Freedom can be characterized in many ways: it can be defined in such a way that “freedom” accrues to classes or to nations or to collectivities. In Johnny Tremain, freedom is defined in a way that specifically attaches to individual human persons. And yet, as the death of Rab shows, the freedom of the human person is not merely about self-assertion. Rather, freedom is what is worth dying for: the freedom of the human person merits the sacrifice of the self. This is the deep religious core of Johnny Tremain, ending inescapably with the death of Rab, with that trickle of blood from his mouth that defeats even the good Doctor Warren.
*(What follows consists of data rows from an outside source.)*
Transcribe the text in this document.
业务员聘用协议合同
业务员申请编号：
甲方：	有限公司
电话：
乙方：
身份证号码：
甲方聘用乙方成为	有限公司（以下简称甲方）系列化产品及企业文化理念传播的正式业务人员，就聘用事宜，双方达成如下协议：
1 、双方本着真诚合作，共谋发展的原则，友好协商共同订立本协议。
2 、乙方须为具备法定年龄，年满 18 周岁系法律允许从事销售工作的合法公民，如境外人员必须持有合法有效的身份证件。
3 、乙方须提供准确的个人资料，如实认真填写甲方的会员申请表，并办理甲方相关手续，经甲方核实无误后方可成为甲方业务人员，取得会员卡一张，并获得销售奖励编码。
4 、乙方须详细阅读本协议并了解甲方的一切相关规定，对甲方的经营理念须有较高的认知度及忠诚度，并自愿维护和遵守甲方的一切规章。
Johnny Tremain is a liminal secular-religious book. It is on the border between the two, broad enough on both sides to pose a challenge in either direction. It challenges its secular readers to have a deep enough conception of the secular to encompass dying for the sake of freedom. It challenges its religious readers to deepen their pieties sufficiently to encompass the aspiration for freedom that is written in the human frame. It shows that the constitution of liberty is engraved in the human form itself, and that is why it remains one of my favorite books.